AI Model Distillation : how to compress a brain?

Introduction

Large Artificial Intelligence (AI) systems require significant computational power and storage. However, they’re not always practical for everyday use. For example, in applications that demand quick responses or run on less-powerful devices like smartphones or small robots. Thus, we would like to distil these models by making them smaller and faster. 

The Essence of Model Distillation

Model distillation is the process of compressing the knowledge of a complex AI model (the teacher) into a more compact and efficient model (the student).

Consider this analogy: You have to study a 1000 pages long textbook for an exam — a daunting task. An expert in the subject offers you a study guide they’ve created. This study guide, perhaps only 100 pages long, includes summaries, simplified explanations, and key points from each chapter. Using this condensed guide is much more manageable. While you might not have the same depth of knowledge, you understand the core concepts well enough to perform on the exam.

Similarly, with model distillation, we have the large model filled with extensive knowledge (the teacher) and a small, new model that needs to learn (the student). The process of model distillation involves the larger model teaching the smaller one to produce similar outputs or results. This is done by running instances through both models and adjusting the student model to mimic the teacher’s outputs.

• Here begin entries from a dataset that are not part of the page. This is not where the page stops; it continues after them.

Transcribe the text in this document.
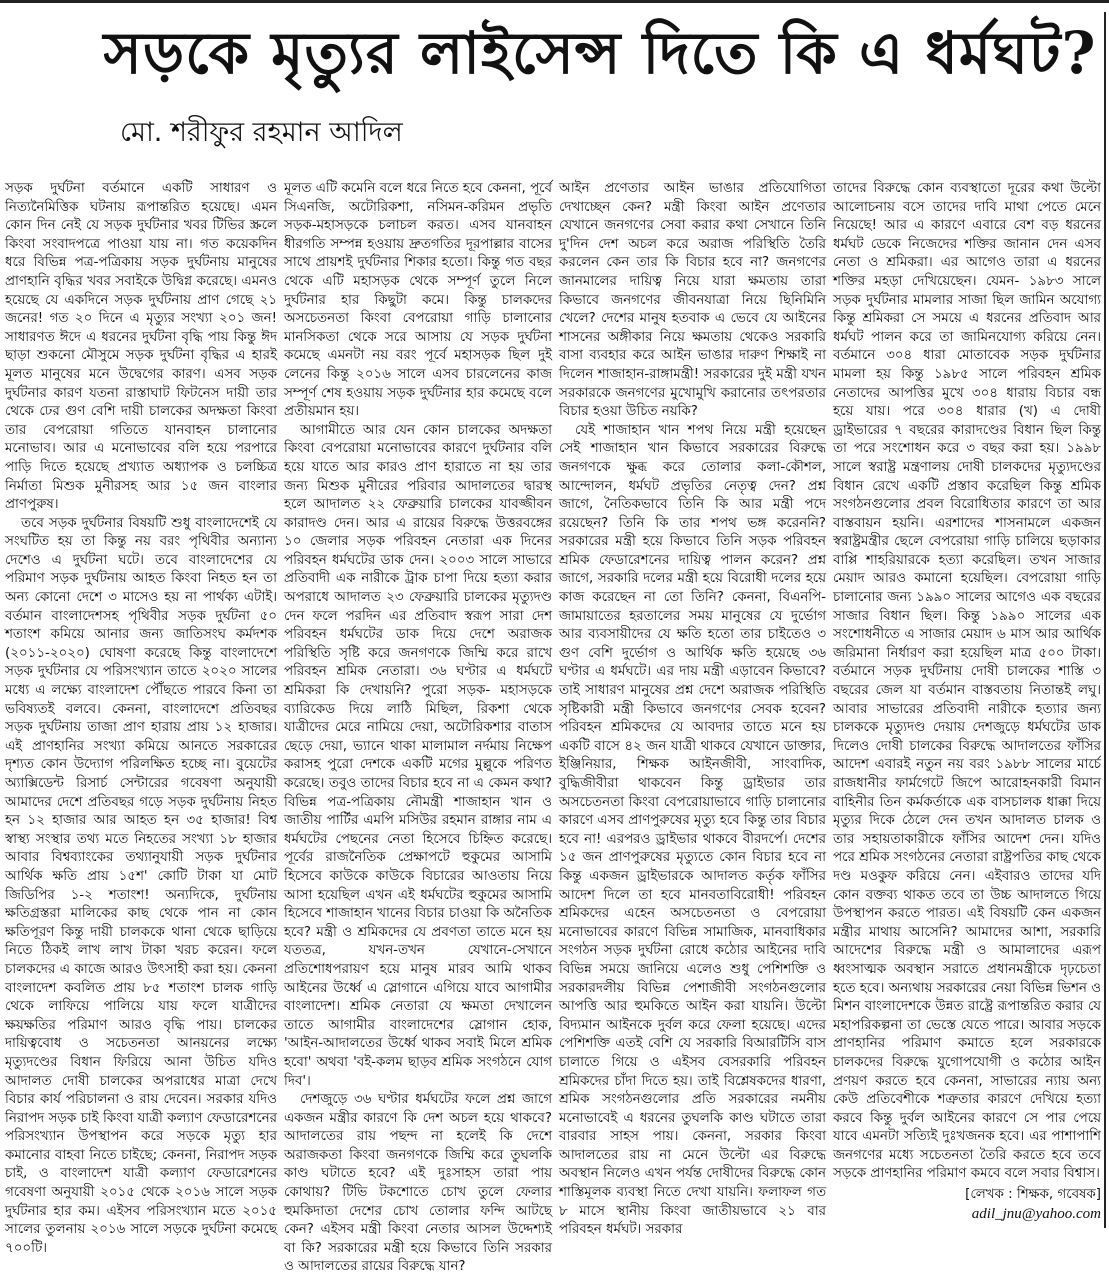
সড়কে মৃত্যুর লাইসেন্স দিতে কি এ ধর্মঘট?
মো. শরীফুর রহমান আদিল

সড়ক দুর্ঘটনা বর্তমানে একটি সাধারণ ও নিত্যনৈমিত্তিক ঘটনায় রূপান্তরিত হয়েছে। এমন কোন দিন নেই যে সড়ক দুর্ঘটনার খবর টিভির স্ক্রলে কিংবা সংবাদপত্রে পাওয়া যায় না। গত কয়েকদিন ধরে বিভিন্ন পত্র-পত্রিকায় সড়ক দুর্ঘটনায় মানুষের প্রাণহানি বৃদ্ধির খবর সবাইকে উদ্বিগ্ন করেছে। এমনও হয়েছে যে একদিনে সড়ক দুর্ঘটনায় প্রাণ গেছে ২১ জনের! গত ২০ দিনে এ মৃত্যুর সংখ্যা ২০১ জন! সাধারণত ঈদে এ ধরনের দুর্ঘটনা বৃদ্ধি পায় কিন্তু ঈদ ছাড়া শুকনো মৌসুমে সড়ক দুর্ঘটনা বৃদ্ধির এ হারই মূলত মানুষের মনে উদ্বেগের কারণ। এসব সড়ক দুর্ঘটনার কারণ যতনা রাস্তাঘাট ফিটনেস দায়ী তার থেকে ঢের গুণ বেশি দায়ী চালকের অদক্ষতা কিংবা তার বেপরোয়া গতিতে যানবাহন চালানোর মনোভাব। আর এ মনোভাবের বলি হয়ে পরপারে পাড়ি দিতে হয়েছে প্রখ্যাত অধ্যাপক ও চলচ্চিত্র নির্মাতা মিশুক মুনীরসহ আর ১৫ জন বাংলার প্রাণপুরুষ।

তবে সড়ক দুর্ঘটনার বিষয়টি শুধু বাংলাদেশেই যে সংঘটিত হয় তা কিন্তু নয় বরং পৃথিবীর অন্যান্য দেশেও এ দুর্ঘটনা ঘটে। তবে বাংলাদেশের যে পরিমাণ সড়ক দুর্ঘটনায় আহত কিংবা নিহত হন তা অন্য কোনো দেশে ৩ মাসেও হয় না পার্থক্য এটাই। বর্তমান বাংলাদেশসহ পৃথিবীর সড়ক দুর্ঘটনা ৫০ শতাংশ কমিয়ে আনার জন্য জাতিসংঘ কর্মদশক (২০১১-২০২০) ঘোষণা করেছে কিন্তু বাংলাদেশে সড়ক দুর্ঘটনার যে পরিসংখ্যান তাতে ২০২০ সালের মধ্যে এ লক্ষ্যে বাংলাদেশ পৌঁছতে পারবে কিনা তা ভবিষ্যতই বলবে। কেননা, বাংলাদেশে প্রতিবছর সড়ক দুর্ঘটনায় তাজা প্রাণ হারায় প্রায় ১২ হাজার। এই প্রাণহানির সংখ্যা কমিয়ে আনতে সরকারের দৃশ্যত কোন উদ্যোগ পরিলক্ষিত হচ্ছে না। বুয়েটের অ্যাক্সিডেন্ট রিসার্চ সেন্টারের গবেষণা অনুযায়ী আমাদের দেশে প্রতিবছর গড়ে সড়ক দুর্ঘটনায় নিহত হন ১২ হাজার আর আহত হন ৩৫ হাজার! বিশ্ব স্বাস্থ্য সংস্থার তথ্য মতে নিহতের সংখ্যা ১৮ হাজার আবার বিশ্বব্যাংকের তথ্যানুযায়ী সড়ক দুর্ঘটনার আর্থিক ক্ষতি প্রায় ১৫শ' কোটি টাকা যা মোট জিডিপির ১-২ শতাংশ! অন্যদিকে, দুর্ঘটনায় ক্ষতিগ্রস্তরা মালিকের কাছ থেকে পান না কোন ক্ষতিপূরণ কিন্তু দায়ী চালককে থানা থেকে ছাড়িয়ে নিতে ঠিকই লাখ লাখ টাকা খরচ করেন। ফলে চালকদের এ কাজে আরও উৎসাহী করা হয়। কেননা বাংলাদেশ কবলিত প্রায় ৮৫ শতাংশ চালক গাড়ি থেকে লাফিয়ে পালিয়ে যায় ফলে যাত্রীদের ক্ষয়ক্ষতির পরিমাণ আরও বৃদ্ধি পায়। চালকের দায়িত্ববোধ ও সচেতনতা আনয়নের লক্ষ্যে মৃত্যুদণ্ডের বিধান ফিরিয়ে আনা উচিত যদিও আদালত দোষী চালকের অপরাধের মাত্রা দেখে বিচার কার্য পরিচালনা ও রায় দেবেন। সরকার যদিও নিরাপদ সড়ক চাই কিংবা যাত্রী কল্যাণ ফেডারেশনের পরিসংখ্যান উপস্থাপন করে সড়কে মৃত্যু হার কমানোর বাহবা নিতে চাইছে; কেননা, নিরাপদ সড়ক চাই, ও বাংলাদেশ যাত্রী কল্যাণ ফেডারেশনের গবেষণা অনুযায়ী ২০১৫ থেকে ২০১৬ সালে সড়ক দুর্ঘটনার হার কম। এইসব পরিসংখ্যান মতে ২০১৫ সালের তুলনায় ২০১৬ সালে সড়কে দুর্ঘটনা কমেছে ৭০০টি।

মূলত এটি কমেনি বলে ধরে নিতে হবে কেননা, পূর্বে সিএনজি, অটোরিকশা, নসিমন-করিমন প্রভৃতি সড়ক-মহাসড়কে চলাচল করত। এসব যানবাহন ধীরগতি সম্পন্ন হওয়ায় দ্রুতগতির দূরপাল্লার বাসের সাথে প্রায়শই দুর্ঘটনার শিকার হতো। কিন্তু গত বছর থেকে এটি মহাসড়ক থেকে সম্পূর্ণ তুলে নিলে দুর্ঘটনার হার কিছুটা কমে। কিন্তু চালকদের অসচেতনতা কিংবা বেপরোয়া গাড়ি চালানোর মানসিকতা থেকে সরে আসায় যে সড়ক দুর্ঘটনা কমেছে এমনটা নয় বরং পূর্বে মহাসড়ক ছিল দুই লেনের কিন্তু ২০১৬ সালে এসব চারলেনের কাজ সম্পূর্ণ শেষ হওয়ায় সড়ক দুর্ঘটনার হার কমেছে বলে প্রতীয়মান হয়।

আগামীতে আর যেন কোন চালকের অদক্ষতা কিংবা বেপরোয়া মনোভাবের কারণে দুর্ঘটনার বলি হয়ে যাতে আর কারও প্রাণ হারাতে না হয় তার জন্য মিশুক মুনীরের পরিবার আদালতের দ্বারস্থ হলে আদালত ২২ ফেব্রুয়ারি চালকের যাবজ্জীবন কারাদণ্ড দেন। আর এ রায়ের বিরুদ্ধে উত্তরবঙ্গের ১০ জেলার সড়ক পরিবহন নেতারা এক দিনের পরিবহন ধর্মঘটের ডাক দেন। ২০০৩ সালে সাভারে প্রতিবাদী এক নারীকে ট্রাক চাপা দিয়ে হত্যা করার অপরাধে আদালত ২৩ ফেব্রুয়ারি চালকের মৃত্যুদণ্ড দেন ফলে পরদিন এর প্রতিবাদ স্বরূপ সারা দেশ পরিবহন ধর্মঘটের ডাক দিয়ে দেশে অরাজক পরিস্থিতি সৃষ্টি করে জনগণকে জিম্মি করে রাখে পরিবহন শ্রমিক নেতারা। ৩৬ ঘণ্টার এ ধর্মঘটে শ্রমিকরা কি দেখায়নি? পুরো সড়ক- মহাসড়কে ব্যারিকেড দিয়ে লাঠি মিছিল, রিকশা থেকে যাত্রীদের মেরে নামিয়ে দেয়া, অটোরিকশার বাতাস ছেড়ে দেয়া, ভ্যানে থাকা মালামাল নর্দমায় নিক্ষেপ করাসহ পুরো দেশকে একটি মগের মুল্লুকে পরিণত করেছে। তবুও তাদের বিচার হবে না এ কেমন কথা? বিভিন্ন পত্র-পত্রিকায় নৌমন্ত্রী শাজাহান খান ও জাতীয় পার্টির এমপি মসিউর রহমান রাঙ্গার নাম এ ধর্মঘটের পেছনের নেতা হিসেবে চিহ্নিত করেছে। পূর্বের রাজনৈতিক প্রেক্ষাপটে হুকুমের আসামি হিসেবে কাউকে কাউকে বিচারের আওতায় নিয়ে আসা হয়েছিল এখন এই ধর্মঘটের হুকুমের আসামি হিসেবে শাজাহান খানের বিচার চাওয়া কি অনৈতিক হবে? মন্ত্রী ও শ্রমিকদের যে প্রবণতা তাতে মনে হয় যততত্র, যখন-তখন যেখানে-সেখানে প্রতিশোধপরায়ণ হয়ে মানুষ মারব আমি থাকব আইনের উর্ধ্বে এ স্লোগানে এগিয়ে যাবে আগামীর বাংলাদেশ। শ্রমিক নেতারা যে ক্ষমতা দেখালেন তাতে আগামীর বাংলাদেশের স্লোগান হোক, 'আইন-আদালতের উর্ধ্বে থাকব সবাই মিলে শ্রমিক হবো' অথবা 'বই-কলম ছাড়ব শ্রমিক সংগঠনে যোগ দিব'।

দেশজুড়ে ৩৬ ঘণ্টার ধর্মঘটের ফলে প্রশ্ন জাগে একজন মন্ত্রীর কারণে কি দেশ অচল হয়ে থাকবে? আদালতের রায় পছন্দ না হলেই কি দেশে অরাজকতা কিংবা জনগণকে জিম্মি করে তুঘলকি কাণ্ড ঘটাতে হবে? এই দুঃসাহস তারা পায় কোথায়? টিভি টকশোতে চোখ তুলে ফেলার হুমকিদাতা দেশের চোখ তোলার ফন্দি আটছে কেন? এইসব মন্ত্রী কিংবা নেতার আসল উদ্দেশ্যই বা কি? সরকারের মন্ত্রী হয়ে কিভাবে তিনি সরকার ও আদালতের রায়ের বিরুদ্ধে যান?

আইন প্রণেতার আইন ভাঙার প্রতিযোগিতা দেখাচ্ছেন কেন? মন্ত্রী কিংবা আইন প্রণেতার যেখানে জনগণের সেবা করার কথা সেখানে তিনি দু'দিন দেশ অচল করে অরাজ পরিস্থিতি তৈরি করলেন কেন তার কি বিচার হবে না? জনগণের জানমালের দায়িত্ব নিয়ে যারা ক্ষমতায় তারা কিভাবে জনগণের জীবনযাত্রা নিয়ে ছিনিমিনি খেলে? দেশের মানুষ হতবাক এ ভেবে যে আইনের শাসনের অঙ্গীকার নিয়ে ক্ষমতায় থেকেও সরকারি বাসা ব্যবহার করে আইন ভাঙার দারুণ শিক্ষাই না দিলেন শাজাহান-রাঙ্গামন্ত্রী! সরকারের দুই মন্ত্রী যখন সরকারকে জনগণের মুখোমুখি করানোর তৎপরতার বিচার হওয়া উচিত নয়কি?

যেই শাজাহান খান শপথ নিয়ে মন্ত্রী হয়েছেন সেই শাজাহান খান কিভাবে সরকারের বিরুদ্ধে জনগণকে ক্ষুব্ধ করে তোলার কলা-কৌশল, আন্দোলন, ধর্মঘট প্রভৃতির নেতৃত্ব দেন? প্রশ্ন জাগে, নৈতিকভাবে তিনি কি আর মন্ত্রী পদে রয়েছেন? তিনি কি তার শপথ ভঙ্গ করেননি? সরকারের মন্ত্রী হয়ে কিভাবে তিনি সড়ক পরিবহন শ্রমিক ফেডারেশনের দায়িত্ব পালন করেন? প্রশ্ন জাগে, সরকারি দলের মন্ত্রী হয়ে বিরোধী দলের হয়ে কাজ করেছেন না তো তিনি? কেননা, বিএনপি-জামায়াতের হরতালের সময় মানুষের যে দুর্ভোগ আর ব্যবসায়ীদের যে ক্ষতি হতো তার চাইতেও ৩ গুণ বেশি দুর্ভোগ ও আর্থিক ক্ষতি হয়েছে ৩৬ ঘণ্টার এ ধর্মঘটে। এর দায় মন্ত্রী এড়াবেন কিভাবে? তাই সাধারণ মানুষের প্রশ্ন দেশে অরাজক পরিস্থিতি সৃষ্টিকারী মন্ত্রী কিভাবে জনগণের সেবক হবেন? পরিবহন শ্রমিকদের যে আবদার তাতে মনে হয় একটি বাসে ৪২ জন যাত্রী থাকবে যেখানে ডাক্তার, ইঞ্জিনিয়ার, শিক্ষক আইনজীবী, সাংবাদিক, বুদ্ধিজীবীরা থাকবেন কিন্তু ড্রাইভার তার অসচেতনতা কিংবা বেপরোয়াভাবে গাড়ি চালানোর কারণে এসব প্রাণপুরুষের মৃত্যু হবে কিন্তু তার বিচার হবে না! এরপরও ড্রাইভার থাকবে বীরদর্পে। দেশের ১৫ জন প্রাণপুরুষের মৃত্যুতে কোন বিচার হবে না কিন্তু একজন ড্রাইভারকে আদালত কর্তৃক ফাঁসির আদেশ দিলে তা হবে মানবতাবিরোধী! পরিবহন শ্রমিকদের এহেন অসচেতনতা ও বেপরোয়া মনোভাবের কারণে বিভিন্ন সামাজিক, মানবাধিকার সংগঠন সড়ক দুর্ঘটনা রোধে কঠোর আইনের দাবি বিভিন্ন সময়ে জানিয়ে এলেও শুধু পেশিশক্তি ও সরকারদলীয় বিভিন্ন পেশাজীবী সংগঠনগুলোর আপত্তি আর হুমকিতে আইন করা যায়নি। উল্টো বিদ্যমান আইনকে দুর্বল করে ফেলা হয়েছে। এদের পেশিশক্তি এতই বেশি যে সরকারি বিআরটিসি বাস চালাতে গিয়ে ও এইসব বেসরকারি পরিবহন শ্রমিকদের চাঁদা দিতে হয়। তাই বিশ্লেষকদের ধারণা, শ্রমিক সংগঠনগুলোর প্রতি সরকারের নমনীয় মনোভাবেই এ ধরনের তুঘলকি কাণ্ড ঘটাতে তারা বারবার সাহস পায়। কেননা, সরকার কিংবা আদালতের রায় না মেনে উল্টো এর বিরুদ্ধে অবস্থান নিলেও এখন পর্যন্ত দোষীদের বিরুদ্ধে কোন শাস্তিমূলক ব্যবস্থা নিতে দেখা যায়নি। ফলাফল গত ৮ মাসে স্থানীয় কিংবা জাতীয়ভাবে ২১ বার পরিবহন ধর্মঘট। সরকার

তাদের বিরুদ্ধে কোন ব্যবস্থাতো দূরের কথা উল্টো আলোচনায় বসে তাদের দাবি মাথা পেতে মেনে নিয়েছে! আর এ কারণে এবারে বেশ বড় ধরনের ধর্মঘট ডেকে নিজেদের শক্তির জানান দেন এসব নেতা ও শ্রমিকরা। এর আগেও তারা এ ধরনের শক্তির মহড়া দেখিয়েছেন। যেমন- ১৯৮৩ সালে সড়ক দুর্ঘটনার মামলার সাজা ছিল জামিন অযোগ্য কিন্তু শ্রমিকরা সে সময়ে এ ধরনের প্রতিবাদ আর ধর্মঘট পালন করে তা জামিনযোগ্য করিয়ে নেন। বর্তমানে ৩০৪ ধারা মোতাবেক সড়ক দুর্ঘটনার মামলা হয় কিন্তু ১৯৮৫ সালে পরিবহন শ্রমিক নেতাদের আপত্তির মুখে ৩০৪ ধারায় বিচার বন্ধ হয়ে যায়। পরে ৩০৪ ধারার (খ) এ দোষী ড্রাইভারের ৭ বছরের কারাদণ্ডের বিধান ছিল কিন্তু তা পরে সংশোধন করে ৩ বছর করা হয়। ১৯৯৮ সালে স্বরাষ্ট্র মন্ত্রণালয় দোষী চালকদের মৃত্যুদণ্ডের বিধান রেখে একটি প্রস্তাব করেছিল কিন্তু শ্রমিক সংগঠনগুলোর প্রবল বিরোধিতার কারণে তা আর বাস্তবায়ন হয়নি। এরশাদের শাসনামলে একজন স্বরাষ্ট্রমন্ত্রীর ছেলে বেপরোয়া গাড়ি চালিয়ে ছড়াকার বাপ্পি শাহরিয়ারকে হত্যা করেছিল। তখন সাজার মেয়াদ আরও কমানো হয়েছিল। বেপরোয়া গাড়ি চালানোর জন্য ১৯৯০ সালের আগেও এক বছরের সাজার বিধান ছিল। কিন্তু ১৯৯০ সালের এক সংশোধনীতে এ সাজার মেয়াদ ৬ মাস আর আর্থিক জরিমানা নির্ধারণ করা হয়েছিল মাত্র ৫০০ টাকা। বর্তমানে সড়ক দুর্ঘটনায় দোষী চালকের শাস্তি ৩ বছরের জেল যা বর্তমান বাস্তবতায় নিতান্তই লঘু। আবার সাভারের প্রতিবাদী নারীকে হত্যার জন্য চালককে মৃত্যুদণ্ড দেয়ায় দেশজুড়ে ধর্মঘটের ডাক দিলেও দোষী চালকের বিরুদ্ধে আদালতের ফাঁসির আদেশ এবারই নতুন নয় বরং ১৯৮৮ সালের মার্চে রাজধানীর ফার্মগেটে জিপে আরোহনকারী বিমান বাহিনীর তিন কর্মকর্তাকে এক বাসচালক ধাক্কা দিয়ে মৃত্যুর দিকে ঠেলে দেন তখন আদালত চালক ও তার সহায়তাকারীকে ফাঁসির আদেশ দেন। যদিও পরে শ্রমিক সংগঠনের নেতারা রাষ্ট্রপতির কাছ থেকে দণ্ড মওকুফ করিয়ে নেন। এইবারও তাদের যদি কোন বক্তব্য থাকত তবে তা উচ্চ আদালতে গিয়ে উপস্থাপন করতে পারত। এই বিষয়টি কেন একজন মন্ত্রীর মাথায় আসেনি? আমাদের আশা, সরকারি আদেশের বিরুদ্ধে মন্ত্রী ও আমালাদের এরূপ ধ্বংসাত্মক অবস্থান সরাতে প্রধানমন্ত্রীকে দৃঢ়চেতা হতে হবে। অন্যথায় সরকারের নেয়া বিভিন্ন ভিশন ও মিশন বাংলাদেশকে উন্নত রাষ্ট্রে রূপান্তরিত করার যে মহাপরিকল্পনা তা ভেস্তে যেতে পারে। আবার সড়কে প্রাণহানির পরিমাণ কমাতে হলে সরকারকে চালকদের বিরুদ্ধে যুগোপযোগী ও কঠোর আইন প্রণয়ণ করতে হবে কেননা, সাভারের ন্যায় অন্য কেউ প্রতিবেশীকে শত্রুতার কারণে দেখিয়ে হত্যা করবে কিন্তু দুর্বল আইনের কারণে সে পার পেয়ে যাবে এমনটা সত্যিই দুঃখজনক হবে। এর পাশাপাশি জনগণের মধ্যে সচেতনতা তৈরি করতে হবে তবে সড়কে প্রাণহানির পরিমাণ কমবে বলে সবার বিশ্বাস।

[লেখক : শিক্ষক, গবেষক]
adil_jnu@yahoo.com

Benefits of Model Distillation

While we could train a smaller model from the start, distillation has a few benefits. First, larger models are often better at generalising, especially from limited data (source). Thus, a small model trained from scratch may miss out on the insight of the teacher.

Second, we might already have a large model. Thus, we could take advantage of that since training a smaller model through distillation is up to twice as fast. It also requires less than half of the data for optimal results (source).

Third, by transferring knowledge to smaller models, we reduce the need for heavy computing power. We also lower energy consumption when running these models. Model distillation also allows us to shrink the size of the AI model so that it requires less storage space. The smaller model is much easier to handle and can be used in devices with limited storage.

Finally, a smaller model makes decisions (inferences) faster because there are fewer calculations to make. This is crucial for applications where a quick response is important, such as in autonomous driving where decisions must be made in milliseconds.

How Model Distillation Works

Training a large teacher model

First things first we need a teacher. The teacher model is a high-capacity network, meaning it has a large number of parameters (like a big brain). When you train this model, you set high performance expectations. For exemple, you want this AI model to have top-notch accuracy in tasks like image recognition or language processing. Creating this teacher network often involves training it on a large amount of data for a long time (see 1, 2, 3).

Distilling Knowledge

Once the teacher model is fully trained, its knowledge must be distilled and transferred to the smaller, student model. This isn’t about copying the information exactly; it’s more like extracting the essence of the knowledge.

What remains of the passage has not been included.